Recently, I had the opportunity to tour a domestic violence shelter in Fort Lauderdale, Florida. As we walked through the facility, I observed how much effort it took for these women to transform their lives from being victims into powerful agents who seek justice through taking action against domestic violence.
After hearing their stories of domestic abuse and having their identities revealed by their rescuers, one thing became abundantly clear: these individuals needed time to heal before embarking on any future projects or activities. Thusly, they were not able to devote themselves full-time to such endeavours when they were only beginning to recover; thus necessitating that they suspend any plans they might have made until further notice.
What is a Disaster Relief Tax Credit?
The IRS offers a number of tax relief options for individuals who have been adversely affected by a natural disaster – such as hurricanes, earthquakes and tornadoes. These provisions entitle taxpayers to an increase in their refund if they suffer losses related to these events!
The IRS has created a new relief tax credit that can be utilized by individuals and families who suffered losses during a major disaster after August 29th, 2012. This creative financing tool allows individuals to offset their tax liability with funds from insurance companies or other sources – resulting in more money available for them personally.
Who qualifies for a Disaster Relief Tax Credit?
Unforeseen disasters such as hurricanes, tornadoes and earthquakes can strike with little notice and leave residents unprepared for their aftermath; this is a cause for concern for many.
The Tax Relief for Disaster Victim Assistance Act (TRDA) was passed in December 2016, providing financial assistance to those who were victims of such calamities. The incentives offered by this legislation – $1,500 for individuals or $2,500 per couple – allow eligible taxpayers to claim a tax credit for any amount exceeding the initial grant provided by FEMA. Additionally, up to an additional 10% of expenses may be granted!
In order to be considered “eligible” under the provisions of TRDA, individuals must have incurred expenses related to their property losses resulting from any one of the submitted disaster types:
For example, if you had sustained damage due to flooding caused by Hurricane Harvey in Texas in the month of August 2017 then you would qualify for this tax credit. Likewise if your investments were destroyed by a devastating wildfire outbreak – like the one that scorched over 8 million acres across California’s landmass in October 2018 – thus necessitating extensive reconstruction efforts.
What are the requirements of claiming a Disaster Relief Tax Credit?
The IRS requires that any organization seeking financial assistance for a qualifying disaster must document economic losses incurred as a result of that calamity; likewise, this documentation must be submitted along with all claim forms in order to obtain reimbursement funds.
If the Disaster Relief Tax Credit exceeds your tax liability, you may consider claiming it instead of paying the remaining amount owed.
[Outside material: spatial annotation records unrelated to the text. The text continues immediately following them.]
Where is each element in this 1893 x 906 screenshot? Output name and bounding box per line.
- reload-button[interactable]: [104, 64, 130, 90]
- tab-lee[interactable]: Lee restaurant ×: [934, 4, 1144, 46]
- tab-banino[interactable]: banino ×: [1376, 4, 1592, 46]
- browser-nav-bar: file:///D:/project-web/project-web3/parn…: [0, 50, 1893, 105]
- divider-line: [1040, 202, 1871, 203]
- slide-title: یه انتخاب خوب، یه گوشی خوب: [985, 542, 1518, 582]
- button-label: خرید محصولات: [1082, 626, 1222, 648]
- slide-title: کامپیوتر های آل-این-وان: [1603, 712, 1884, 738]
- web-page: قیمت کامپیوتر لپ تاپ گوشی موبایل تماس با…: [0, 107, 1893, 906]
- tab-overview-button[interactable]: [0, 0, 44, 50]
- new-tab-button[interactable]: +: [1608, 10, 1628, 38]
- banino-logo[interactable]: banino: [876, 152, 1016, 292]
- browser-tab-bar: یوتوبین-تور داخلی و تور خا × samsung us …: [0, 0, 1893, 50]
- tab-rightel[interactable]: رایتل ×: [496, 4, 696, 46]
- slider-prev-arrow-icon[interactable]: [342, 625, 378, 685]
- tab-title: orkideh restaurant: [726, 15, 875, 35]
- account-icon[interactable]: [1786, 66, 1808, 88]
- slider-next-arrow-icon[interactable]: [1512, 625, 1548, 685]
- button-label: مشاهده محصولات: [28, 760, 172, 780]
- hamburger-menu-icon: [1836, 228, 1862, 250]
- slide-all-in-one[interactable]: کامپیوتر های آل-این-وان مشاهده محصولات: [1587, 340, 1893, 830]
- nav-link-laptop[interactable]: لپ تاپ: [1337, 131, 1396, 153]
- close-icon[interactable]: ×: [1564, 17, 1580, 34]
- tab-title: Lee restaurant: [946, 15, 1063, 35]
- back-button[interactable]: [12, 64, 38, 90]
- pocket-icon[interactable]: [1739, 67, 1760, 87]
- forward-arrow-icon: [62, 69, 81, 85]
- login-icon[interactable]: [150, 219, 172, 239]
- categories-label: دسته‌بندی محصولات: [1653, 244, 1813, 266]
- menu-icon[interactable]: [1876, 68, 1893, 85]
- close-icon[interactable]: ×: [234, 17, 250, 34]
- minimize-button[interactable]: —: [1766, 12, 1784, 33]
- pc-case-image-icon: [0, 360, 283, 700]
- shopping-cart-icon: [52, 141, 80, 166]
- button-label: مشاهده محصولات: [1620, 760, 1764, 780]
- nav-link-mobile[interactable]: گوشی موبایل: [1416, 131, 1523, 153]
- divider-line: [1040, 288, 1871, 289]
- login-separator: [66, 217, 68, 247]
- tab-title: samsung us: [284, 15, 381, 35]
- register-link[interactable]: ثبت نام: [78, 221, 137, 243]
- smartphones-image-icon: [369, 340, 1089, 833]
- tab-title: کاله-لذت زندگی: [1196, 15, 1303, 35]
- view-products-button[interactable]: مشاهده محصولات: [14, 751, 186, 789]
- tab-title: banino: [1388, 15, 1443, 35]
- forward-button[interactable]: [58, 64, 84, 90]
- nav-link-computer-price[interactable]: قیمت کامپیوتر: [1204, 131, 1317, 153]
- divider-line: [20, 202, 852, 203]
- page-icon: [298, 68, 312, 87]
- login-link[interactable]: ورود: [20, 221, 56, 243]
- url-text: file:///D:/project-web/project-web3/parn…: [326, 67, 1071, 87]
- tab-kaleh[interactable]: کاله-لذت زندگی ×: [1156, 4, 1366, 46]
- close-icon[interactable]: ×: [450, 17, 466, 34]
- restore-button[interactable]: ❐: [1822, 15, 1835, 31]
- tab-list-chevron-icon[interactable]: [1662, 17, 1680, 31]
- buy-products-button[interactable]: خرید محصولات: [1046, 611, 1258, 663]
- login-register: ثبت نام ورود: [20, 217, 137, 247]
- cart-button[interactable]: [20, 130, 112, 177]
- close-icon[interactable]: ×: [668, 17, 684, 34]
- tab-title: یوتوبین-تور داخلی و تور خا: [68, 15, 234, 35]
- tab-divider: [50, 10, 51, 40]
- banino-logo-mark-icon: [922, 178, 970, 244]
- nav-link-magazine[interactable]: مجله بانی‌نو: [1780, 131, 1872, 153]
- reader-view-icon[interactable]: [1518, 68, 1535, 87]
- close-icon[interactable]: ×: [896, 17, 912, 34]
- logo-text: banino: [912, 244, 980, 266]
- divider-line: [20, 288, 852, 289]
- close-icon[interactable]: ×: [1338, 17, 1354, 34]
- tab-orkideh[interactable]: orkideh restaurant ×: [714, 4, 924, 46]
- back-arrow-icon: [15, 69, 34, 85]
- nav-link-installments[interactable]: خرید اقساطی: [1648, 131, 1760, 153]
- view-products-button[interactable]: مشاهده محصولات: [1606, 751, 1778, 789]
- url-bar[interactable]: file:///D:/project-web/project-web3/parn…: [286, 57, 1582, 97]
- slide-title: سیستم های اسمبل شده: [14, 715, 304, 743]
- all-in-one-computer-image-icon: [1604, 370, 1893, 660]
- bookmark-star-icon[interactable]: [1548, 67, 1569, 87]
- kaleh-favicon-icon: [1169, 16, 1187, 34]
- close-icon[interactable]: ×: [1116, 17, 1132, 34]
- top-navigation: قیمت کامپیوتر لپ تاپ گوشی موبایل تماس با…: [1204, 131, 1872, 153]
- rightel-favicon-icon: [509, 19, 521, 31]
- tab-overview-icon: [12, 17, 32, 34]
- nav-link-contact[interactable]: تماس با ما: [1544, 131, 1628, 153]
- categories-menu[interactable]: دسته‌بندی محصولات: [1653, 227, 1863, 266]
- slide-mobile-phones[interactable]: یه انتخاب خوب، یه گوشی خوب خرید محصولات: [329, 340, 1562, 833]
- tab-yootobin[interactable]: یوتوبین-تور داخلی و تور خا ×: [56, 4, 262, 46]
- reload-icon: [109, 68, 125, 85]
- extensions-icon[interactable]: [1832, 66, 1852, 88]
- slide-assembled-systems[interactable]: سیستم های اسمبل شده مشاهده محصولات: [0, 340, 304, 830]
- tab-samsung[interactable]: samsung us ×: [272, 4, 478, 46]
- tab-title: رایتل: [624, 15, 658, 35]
What happens after I file my claim?
On completion of the initial assessment, a team of experienced professionals will review your claim and contact you with next steps. In most cases, your tax refund or business check could be issued within four weeks – depending on the magnitude of the disaster.
If applicants do not meet all eligibility requirements for the disaster relief tax credit, they must submit proof to regain eligibility. Likewise, if any erroneous information is provided during initial filing; it may necessitate an amendment to one’s original return.
After the disaster
Toward the end of 2018, Hurricane Michael slammed into Florida as a Category 4 storm. The devastation left behind was catastrophic – causing $30 billion in damages and resulting in more than 320 fatalities across the region.
In its aftermath, FEMA launched a Disaster Relief Tax Credit to assist individuals who incurred uninsured losses related to natural disasters. Furthermore, an additional 20 percent tax credit can be claimed if providing assistance towards repair expenses within three years – further expediting reconstruction efforts!
Are you eager to make strides toward rebuilding your life after a disaster? Then, it’s time to take action! Our professionals at DTG are here for you with their expertise in estimating recovery costs and offering disaster relief tax credits to help alleviate financial burdens on affected families.
what is the next step to claim your Disaster Relief Tax Credit?
It is essential to note that the IRS does not provide assistance in claiming your tax credits. Therefore, you must be cognizant of what documentation is required for each claim as well as how much money it will take out of pocket relative to one’s income; otherwise you may find yourself unable to follow through with it.
To access your relief, simply fill out Form 8332, then submit it along with the corresponding IRS form(s) together with all required documentation.
In the aftermath of a natural disaster, local and federal agencies may offer tax relief to compensate individuals for losses sustained due to a calamity such as a flood, hurricane or wildfire.
Throughout 2017 and 2018, the IRS will be offering relief on a number of fronts – from extending the filing deadline for 2017 returns in order to accommodate victims’ needs, to waiving penalties and even reducing tax payments altogether. Additionally, relief will be made available for those who have encountered financial difficulties as a result of Hurricanes Harvey and Irma; severe storms that struck Texas and Florida in recent weeks.
In order to obtain additional information about disaster relief tax credits, consider investigating the resources available on our site or accessing an app that provides more information about these benefits.